A July interest rate cut is gaining momentum after Federal Reserve Governor Christopher Waller, a Trump appointee, publicly backed the move, citing cooler-than-expected inflation and limited economic risks.

Waller, speaking in New York on July 17, pointed to the June Consumer Price Index of 2.7% as a clear sign inflation is under control. “With inflation near target and the upside risks limited, we should not wait until the labor market deteriorates before we cut the policy rate,” he said. He called for the Federal Funds Rate to drop by as much as 150 basis points, from its current 4.25% to 4.5% range, down to 3%.

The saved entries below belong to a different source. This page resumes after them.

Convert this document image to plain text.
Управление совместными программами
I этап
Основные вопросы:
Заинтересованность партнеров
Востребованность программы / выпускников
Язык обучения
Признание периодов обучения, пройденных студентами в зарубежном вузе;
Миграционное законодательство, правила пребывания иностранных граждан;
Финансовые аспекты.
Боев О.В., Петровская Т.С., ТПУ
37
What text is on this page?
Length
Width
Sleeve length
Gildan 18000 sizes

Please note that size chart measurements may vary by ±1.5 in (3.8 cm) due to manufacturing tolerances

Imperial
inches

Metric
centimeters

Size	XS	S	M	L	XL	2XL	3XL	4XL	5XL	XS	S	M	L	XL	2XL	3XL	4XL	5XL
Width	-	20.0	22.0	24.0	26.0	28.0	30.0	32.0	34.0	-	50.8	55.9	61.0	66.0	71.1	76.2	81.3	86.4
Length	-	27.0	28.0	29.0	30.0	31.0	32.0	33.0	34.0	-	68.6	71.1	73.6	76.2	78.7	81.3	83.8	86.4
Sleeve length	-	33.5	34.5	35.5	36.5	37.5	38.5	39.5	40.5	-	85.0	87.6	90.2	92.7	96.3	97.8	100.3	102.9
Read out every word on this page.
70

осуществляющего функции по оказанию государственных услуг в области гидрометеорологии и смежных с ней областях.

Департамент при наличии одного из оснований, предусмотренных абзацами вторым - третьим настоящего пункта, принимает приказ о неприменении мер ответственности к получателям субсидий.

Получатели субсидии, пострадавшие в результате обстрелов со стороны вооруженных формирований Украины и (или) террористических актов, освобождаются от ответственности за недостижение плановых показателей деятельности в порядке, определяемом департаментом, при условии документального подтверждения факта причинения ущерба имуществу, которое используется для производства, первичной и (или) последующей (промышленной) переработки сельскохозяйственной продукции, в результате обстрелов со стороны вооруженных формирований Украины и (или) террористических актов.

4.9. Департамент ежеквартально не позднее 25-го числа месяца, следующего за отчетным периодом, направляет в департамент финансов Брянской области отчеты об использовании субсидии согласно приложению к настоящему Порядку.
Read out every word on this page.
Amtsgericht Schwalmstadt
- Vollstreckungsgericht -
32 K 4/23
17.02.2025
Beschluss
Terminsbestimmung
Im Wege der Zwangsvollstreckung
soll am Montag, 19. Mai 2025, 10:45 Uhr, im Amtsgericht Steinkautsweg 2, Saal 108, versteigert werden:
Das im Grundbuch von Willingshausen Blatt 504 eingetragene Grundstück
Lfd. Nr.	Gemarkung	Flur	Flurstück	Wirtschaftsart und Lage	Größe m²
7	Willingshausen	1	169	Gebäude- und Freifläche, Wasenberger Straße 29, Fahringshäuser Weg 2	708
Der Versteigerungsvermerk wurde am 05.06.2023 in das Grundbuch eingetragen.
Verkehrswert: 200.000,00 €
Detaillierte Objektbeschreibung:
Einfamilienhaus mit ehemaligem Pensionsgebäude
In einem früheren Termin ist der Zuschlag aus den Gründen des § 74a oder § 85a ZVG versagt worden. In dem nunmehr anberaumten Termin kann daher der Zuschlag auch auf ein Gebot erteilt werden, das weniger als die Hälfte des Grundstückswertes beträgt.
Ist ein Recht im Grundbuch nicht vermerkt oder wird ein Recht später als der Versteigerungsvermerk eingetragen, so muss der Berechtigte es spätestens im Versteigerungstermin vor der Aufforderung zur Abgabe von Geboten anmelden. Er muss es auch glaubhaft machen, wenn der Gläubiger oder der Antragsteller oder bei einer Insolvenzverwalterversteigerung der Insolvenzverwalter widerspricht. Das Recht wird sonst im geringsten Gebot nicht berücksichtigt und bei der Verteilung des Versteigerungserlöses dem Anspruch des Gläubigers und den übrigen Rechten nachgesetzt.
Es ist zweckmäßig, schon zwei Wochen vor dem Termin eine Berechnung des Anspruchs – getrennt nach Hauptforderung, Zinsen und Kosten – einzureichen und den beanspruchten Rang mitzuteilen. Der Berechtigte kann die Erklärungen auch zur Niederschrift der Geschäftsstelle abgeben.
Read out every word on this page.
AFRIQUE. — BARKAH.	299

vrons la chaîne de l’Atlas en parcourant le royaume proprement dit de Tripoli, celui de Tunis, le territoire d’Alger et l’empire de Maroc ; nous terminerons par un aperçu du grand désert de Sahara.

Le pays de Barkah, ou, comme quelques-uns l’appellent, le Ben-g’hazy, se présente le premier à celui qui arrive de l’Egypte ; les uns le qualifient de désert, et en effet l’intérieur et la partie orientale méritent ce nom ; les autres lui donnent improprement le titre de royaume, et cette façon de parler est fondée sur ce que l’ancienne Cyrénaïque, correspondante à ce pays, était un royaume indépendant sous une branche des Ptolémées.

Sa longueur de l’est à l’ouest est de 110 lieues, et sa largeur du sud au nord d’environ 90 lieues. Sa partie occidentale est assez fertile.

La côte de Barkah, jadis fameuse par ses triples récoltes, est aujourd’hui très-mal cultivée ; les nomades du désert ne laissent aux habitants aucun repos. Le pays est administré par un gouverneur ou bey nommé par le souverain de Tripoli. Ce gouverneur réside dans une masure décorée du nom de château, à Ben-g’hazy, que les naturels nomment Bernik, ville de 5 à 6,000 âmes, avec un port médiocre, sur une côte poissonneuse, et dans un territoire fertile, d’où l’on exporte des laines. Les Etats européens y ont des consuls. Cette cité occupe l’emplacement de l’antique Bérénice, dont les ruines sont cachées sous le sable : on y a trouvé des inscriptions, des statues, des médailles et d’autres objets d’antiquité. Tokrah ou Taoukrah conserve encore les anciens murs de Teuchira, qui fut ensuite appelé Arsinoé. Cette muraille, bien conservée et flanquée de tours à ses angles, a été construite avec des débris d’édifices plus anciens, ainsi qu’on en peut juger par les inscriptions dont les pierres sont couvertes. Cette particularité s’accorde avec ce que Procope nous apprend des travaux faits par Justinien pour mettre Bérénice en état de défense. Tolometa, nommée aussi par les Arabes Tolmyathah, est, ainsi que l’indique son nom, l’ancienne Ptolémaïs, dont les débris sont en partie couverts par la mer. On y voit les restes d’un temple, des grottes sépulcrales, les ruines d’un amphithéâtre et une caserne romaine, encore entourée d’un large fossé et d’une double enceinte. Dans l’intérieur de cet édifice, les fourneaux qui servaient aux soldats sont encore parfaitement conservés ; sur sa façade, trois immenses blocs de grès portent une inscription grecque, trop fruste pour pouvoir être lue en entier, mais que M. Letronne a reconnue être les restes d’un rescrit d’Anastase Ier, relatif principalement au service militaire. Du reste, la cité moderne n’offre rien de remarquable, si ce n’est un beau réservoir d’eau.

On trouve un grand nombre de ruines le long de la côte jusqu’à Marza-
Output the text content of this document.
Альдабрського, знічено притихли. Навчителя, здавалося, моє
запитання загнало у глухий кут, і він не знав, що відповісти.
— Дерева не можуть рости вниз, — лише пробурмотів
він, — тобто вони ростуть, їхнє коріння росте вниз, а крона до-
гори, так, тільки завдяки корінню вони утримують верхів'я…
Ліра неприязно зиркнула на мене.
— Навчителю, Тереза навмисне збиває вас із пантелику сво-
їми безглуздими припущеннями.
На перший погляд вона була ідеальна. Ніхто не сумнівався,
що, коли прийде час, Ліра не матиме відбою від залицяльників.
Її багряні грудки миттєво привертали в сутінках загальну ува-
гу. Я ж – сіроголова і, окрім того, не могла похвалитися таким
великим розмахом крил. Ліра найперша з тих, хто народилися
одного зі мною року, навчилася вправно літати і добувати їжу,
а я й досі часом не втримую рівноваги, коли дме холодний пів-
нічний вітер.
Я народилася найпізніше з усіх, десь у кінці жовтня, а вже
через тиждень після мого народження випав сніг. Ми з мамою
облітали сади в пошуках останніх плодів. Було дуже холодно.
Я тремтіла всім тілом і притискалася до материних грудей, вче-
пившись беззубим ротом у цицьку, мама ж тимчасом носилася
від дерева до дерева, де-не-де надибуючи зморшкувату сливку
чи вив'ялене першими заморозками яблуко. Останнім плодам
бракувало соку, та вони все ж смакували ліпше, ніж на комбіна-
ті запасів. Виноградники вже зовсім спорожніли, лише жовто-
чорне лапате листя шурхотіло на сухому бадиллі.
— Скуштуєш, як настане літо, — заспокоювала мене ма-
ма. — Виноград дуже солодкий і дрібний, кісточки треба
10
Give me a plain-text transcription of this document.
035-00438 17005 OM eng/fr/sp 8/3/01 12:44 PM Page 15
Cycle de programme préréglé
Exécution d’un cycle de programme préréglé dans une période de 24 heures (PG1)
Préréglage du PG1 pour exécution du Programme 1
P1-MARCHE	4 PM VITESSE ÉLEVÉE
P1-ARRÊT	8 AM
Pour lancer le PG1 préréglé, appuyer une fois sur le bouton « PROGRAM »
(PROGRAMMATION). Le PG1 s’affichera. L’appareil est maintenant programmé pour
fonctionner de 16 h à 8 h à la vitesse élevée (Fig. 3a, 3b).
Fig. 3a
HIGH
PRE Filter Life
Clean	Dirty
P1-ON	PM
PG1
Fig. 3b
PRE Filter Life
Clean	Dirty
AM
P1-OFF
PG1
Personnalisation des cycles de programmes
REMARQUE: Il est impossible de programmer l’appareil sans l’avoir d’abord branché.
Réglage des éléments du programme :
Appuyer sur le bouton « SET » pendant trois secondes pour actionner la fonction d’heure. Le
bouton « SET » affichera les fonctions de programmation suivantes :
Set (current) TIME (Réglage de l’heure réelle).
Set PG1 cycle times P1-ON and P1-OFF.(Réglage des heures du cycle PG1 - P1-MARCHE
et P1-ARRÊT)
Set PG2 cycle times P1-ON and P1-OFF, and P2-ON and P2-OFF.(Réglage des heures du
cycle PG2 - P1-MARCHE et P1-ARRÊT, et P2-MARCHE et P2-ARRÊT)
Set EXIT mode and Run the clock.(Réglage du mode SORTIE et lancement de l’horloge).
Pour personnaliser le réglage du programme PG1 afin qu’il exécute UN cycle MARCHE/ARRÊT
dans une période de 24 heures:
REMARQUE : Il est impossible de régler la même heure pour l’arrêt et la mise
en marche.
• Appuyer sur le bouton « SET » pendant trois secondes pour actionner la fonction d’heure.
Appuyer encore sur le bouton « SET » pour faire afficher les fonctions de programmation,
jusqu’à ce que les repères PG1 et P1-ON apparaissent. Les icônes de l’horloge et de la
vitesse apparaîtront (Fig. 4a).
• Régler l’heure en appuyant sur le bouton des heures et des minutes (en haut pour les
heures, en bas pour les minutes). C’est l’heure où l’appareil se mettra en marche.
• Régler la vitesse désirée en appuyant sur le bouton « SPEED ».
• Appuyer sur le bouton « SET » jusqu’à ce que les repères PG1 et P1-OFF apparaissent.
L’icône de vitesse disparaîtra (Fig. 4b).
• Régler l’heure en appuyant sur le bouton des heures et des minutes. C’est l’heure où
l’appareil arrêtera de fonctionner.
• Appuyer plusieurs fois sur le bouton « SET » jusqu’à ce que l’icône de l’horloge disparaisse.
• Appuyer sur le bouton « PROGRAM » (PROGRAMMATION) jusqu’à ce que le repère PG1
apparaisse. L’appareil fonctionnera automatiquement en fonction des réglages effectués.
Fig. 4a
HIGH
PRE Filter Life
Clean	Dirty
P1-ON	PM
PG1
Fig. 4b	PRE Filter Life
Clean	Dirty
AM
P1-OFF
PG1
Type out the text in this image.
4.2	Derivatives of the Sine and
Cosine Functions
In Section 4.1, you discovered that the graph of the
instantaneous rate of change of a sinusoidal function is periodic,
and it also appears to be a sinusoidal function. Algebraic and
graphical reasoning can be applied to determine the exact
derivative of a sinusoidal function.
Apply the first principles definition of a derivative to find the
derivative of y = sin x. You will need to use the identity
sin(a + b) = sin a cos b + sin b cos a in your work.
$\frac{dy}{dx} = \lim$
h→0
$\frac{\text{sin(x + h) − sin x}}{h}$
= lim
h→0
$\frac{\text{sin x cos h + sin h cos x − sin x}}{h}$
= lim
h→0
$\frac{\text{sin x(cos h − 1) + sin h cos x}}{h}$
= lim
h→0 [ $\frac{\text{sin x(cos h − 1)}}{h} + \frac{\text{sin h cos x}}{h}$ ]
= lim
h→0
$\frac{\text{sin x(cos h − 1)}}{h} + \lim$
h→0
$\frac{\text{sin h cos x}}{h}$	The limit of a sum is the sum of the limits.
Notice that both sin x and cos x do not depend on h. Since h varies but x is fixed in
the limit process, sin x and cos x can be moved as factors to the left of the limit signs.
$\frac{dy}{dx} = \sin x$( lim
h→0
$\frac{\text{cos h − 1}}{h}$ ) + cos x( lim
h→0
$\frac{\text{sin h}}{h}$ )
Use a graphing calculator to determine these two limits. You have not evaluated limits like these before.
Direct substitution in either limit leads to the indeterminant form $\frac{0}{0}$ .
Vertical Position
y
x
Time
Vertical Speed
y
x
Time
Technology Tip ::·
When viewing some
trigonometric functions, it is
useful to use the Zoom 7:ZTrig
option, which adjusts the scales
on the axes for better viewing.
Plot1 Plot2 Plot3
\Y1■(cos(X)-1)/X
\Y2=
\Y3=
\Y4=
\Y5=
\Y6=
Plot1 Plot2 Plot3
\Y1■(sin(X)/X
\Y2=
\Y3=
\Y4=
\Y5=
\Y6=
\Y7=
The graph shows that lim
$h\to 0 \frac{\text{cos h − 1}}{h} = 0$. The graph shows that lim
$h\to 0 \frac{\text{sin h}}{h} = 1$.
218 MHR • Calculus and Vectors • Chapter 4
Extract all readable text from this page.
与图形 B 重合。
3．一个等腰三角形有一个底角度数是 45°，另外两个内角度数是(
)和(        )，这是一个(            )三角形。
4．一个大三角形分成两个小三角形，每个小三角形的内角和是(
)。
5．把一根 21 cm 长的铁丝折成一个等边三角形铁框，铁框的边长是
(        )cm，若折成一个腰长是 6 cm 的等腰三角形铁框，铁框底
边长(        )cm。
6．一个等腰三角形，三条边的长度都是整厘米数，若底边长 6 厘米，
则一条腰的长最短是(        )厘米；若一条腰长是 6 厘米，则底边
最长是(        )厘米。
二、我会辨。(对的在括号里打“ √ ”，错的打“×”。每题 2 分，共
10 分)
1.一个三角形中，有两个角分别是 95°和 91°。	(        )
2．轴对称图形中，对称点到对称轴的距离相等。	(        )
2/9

His position aligns with President Trump’s call for an aggressive 3-point rate cut to stimulate economic growth ahead of the August 1 tariff deadline. Trump has argued that the Fed’s current rate is “choking growth,” especially as his administration moves forward with the largest tariffs in nearly a century, imposing duties ranging from 10% to 50% on imports.

The Federal Open Market Committee (FOMC), the 12-member panel led by Fed Chair Jerome Powell, will meet July 29–30 to decide. While some on the panel remain cautious, Waller’s endorsement signals growing internal support for easing.

A deep rate cut could reduce borrowing costs for consumers—lowering mortgage rates, credit card interest, and student loan payments—while also giving the economy a jolt as Trump prepares to roll out his new tax plan.

Still, political tensions are running high. Trump has openly attacked Powell, pressuring the Fed to act. Whether Waller’s comments mark a broader shift in Fed sentiment remains to be seen, but the odds of a July cut just got stronger.